MrsBobDylan · 02/08/2020 22:08

My dh has just bought exactly the present I want for my birthday.

In fact, after I went to the shop to collect it, I have showed him his excellent purchase and thanked him profusely.

When I suggested I could open this present early he agreed and I have left him to buy me another present of his choosing. Sorted. I also buy my own flowers too which has been working very well for the last 20 years.

KitMarlowesCodpieceOfthigh · 03/08/2020 08:54

@MrsBobDylan

My dh has just bought exactly the present I want for my birthday.

In fact, after I went to the shop to collect it, I have showed him his excellent purchase and thanked him profusely.
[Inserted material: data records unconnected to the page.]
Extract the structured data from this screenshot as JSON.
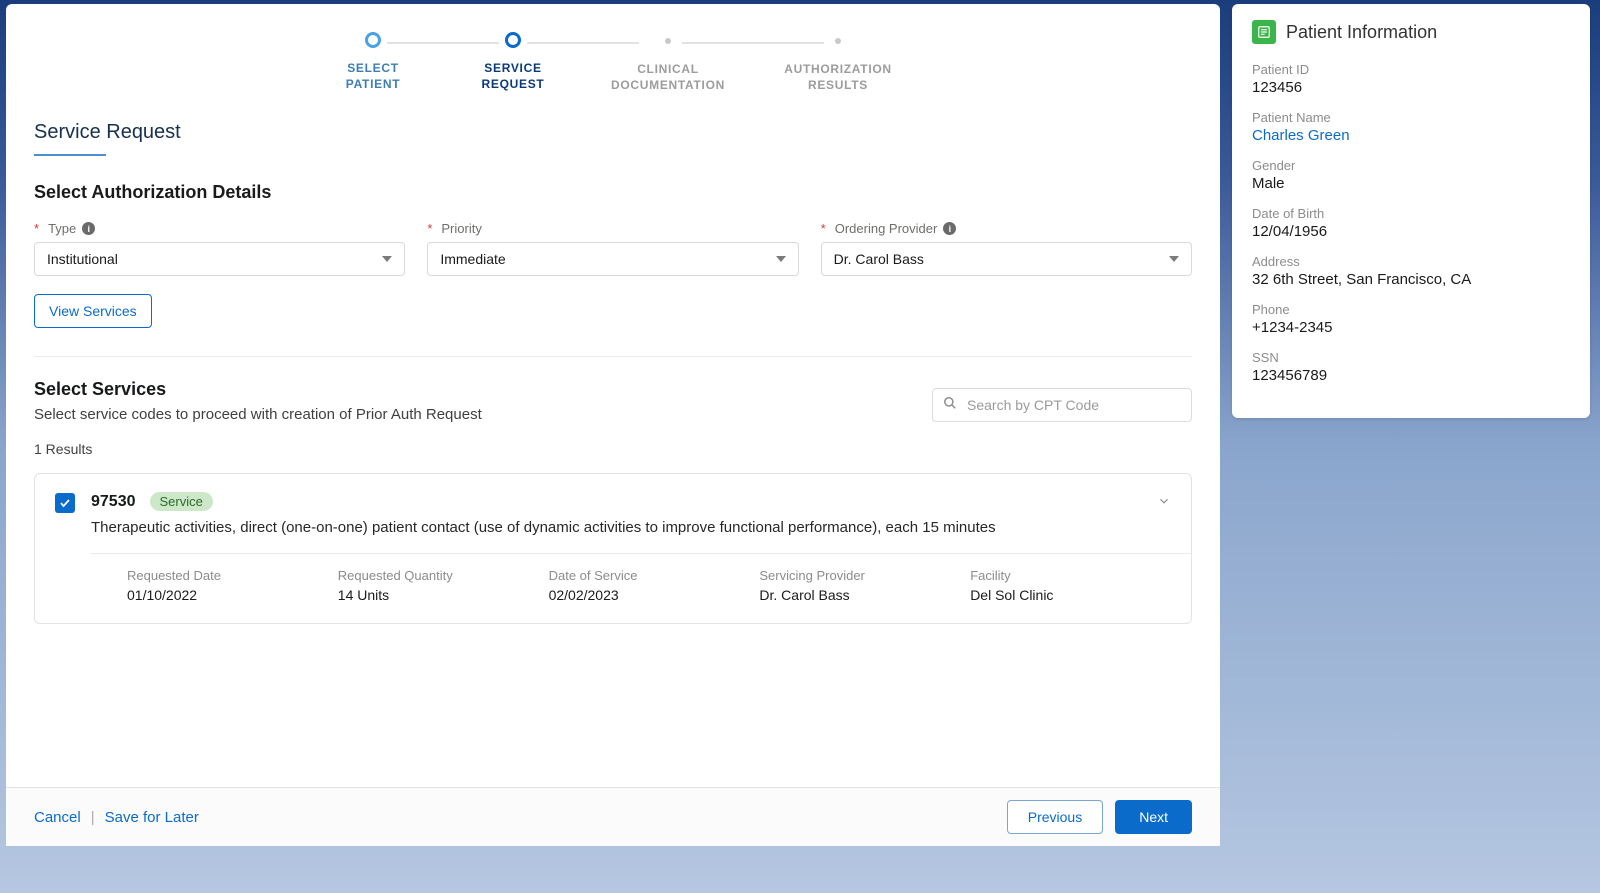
{
  "stepper": [
    {
      "label": "SELECT\nPATIENT",
      "state": "completed"
    },
    {
      "label": "SERVICE\nREQUEST",
      "state": "active"
    },
    {
      "label": "CLINICAL\nDOCUMENTATION",
      "state": "pending"
    },
    {
      "label": "AUTHORIZATION\nRESULTS",
      "state": "pending"
    }
  ],
  "page_title": "Service Request",
  "auth_details": {
    "heading": "Select Authorization Details",
    "type_label": "Type",
    "type_value": "Institutional",
    "priority_label": "Priority",
    "priority_value": "Immediate",
    "provider_label": "Ordering Provider",
    "provider_value": "Dr. Carol Bass",
    "view_services_label": "View Services"
  },
  "services": {
    "heading": "Select Services",
    "subtext": "Select service codes to proceed with creation of Prior Auth Request",
    "search_placeholder": "Search by CPT Code",
    "results_count": "1 Results",
    "items": [
      {
        "checked": true,
        "code": "97530",
        "badge": "Service",
        "description": "Therapeutic activities, direct (one-on-one) patient contact (use of dynamic activities to improve functional performance), each 15 minutes",
        "requested_date_label": "Requested Date",
        "requested_date": "01/10/2022",
        "requested_qty_label": "Requested Quantity",
        "requested_qty": "14 Units",
        "dos_label": "Date of Service",
        "dos": "02/02/2023",
        "servicing_label": "Servicing Provider",
        "servicing": "Dr. Carol Bass",
        "facility_label": "Facility",
        "facility": "Del Sol Clinic"
      }
    ]
  },
  "footer": {
    "cancel": "Cancel",
    "save_later": "Save for Later",
    "previous": "Previous",
    "next": "Next"
  },
  "patient_panel": {
    "title": "Patient Information",
    "id_label": "Patient ID",
    "id_value": "123456",
    "name_label": "Patient Name",
    "name_value": "Charles Green",
    "gender_label": "Gender",
    "gender_value": "Male",
    "dob_label": "Date of Birth",
    "dob_value": "12/04/1956",
    "address_label": "Address",
    "address_value": "32 6th Street, San Francisco, CA",
    "phone_label": "Phone",
    "phone_value": "+1234-2345",
    "ssn_label": "SSN",
    "ssn_value": "123456789"
  }
}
When I suggested I could open this present early he agreed and I have left him to buy me another present of his choosing. Sorted. I also buy my own flowers too which has been working very well for the last 20 years.

This is how DH and I buy presents, too. It works very well.
summersolstice43 · 03/08/2020 09:05

If he doesn't buy you the present you so desperately want, why don't you buy it yourself? Is it something that needs to be bought as a gift by someone else? I know my ex asked me what I wanted for my birthday a few years back, I told him a specific charm I wanted for my Pandora bracelet. So the morning of my birthday arrives and not only did he get me the wrong charm but he'd also got it second hand and it was in a disgusting state. Things didn't last long after that.

litterbird · 03/08/2020 09:30

Gosh, I am exhausted just reading this drama. I feel there is something else going into play here. Are you happy in this marriage? It sounds like you are setting your husband up to make another mistake you can berate him with later. If you haven't sent a link to him so he can buy it online or sent him at least a picture so he knows what to buy then I am baffled at this thread. I am wondering what else goes on in your marriage that creates such high drama. I would just buy it myself then look for something that was £350, equal to what you spent on his present then send him the link to that......job done!

Brefugee · 03/08/2020 10:47

It's ridiculous. Either he gets it or he doesn't. If you think he might be worried about getting the wrong one send him a link to the thing online or give him a detailed description.

He could make you a voucher for one and you could go and get it together?

or he simply doesn't care to get you what you want. Either way you will know after your birthday and how to handle presents for him in future.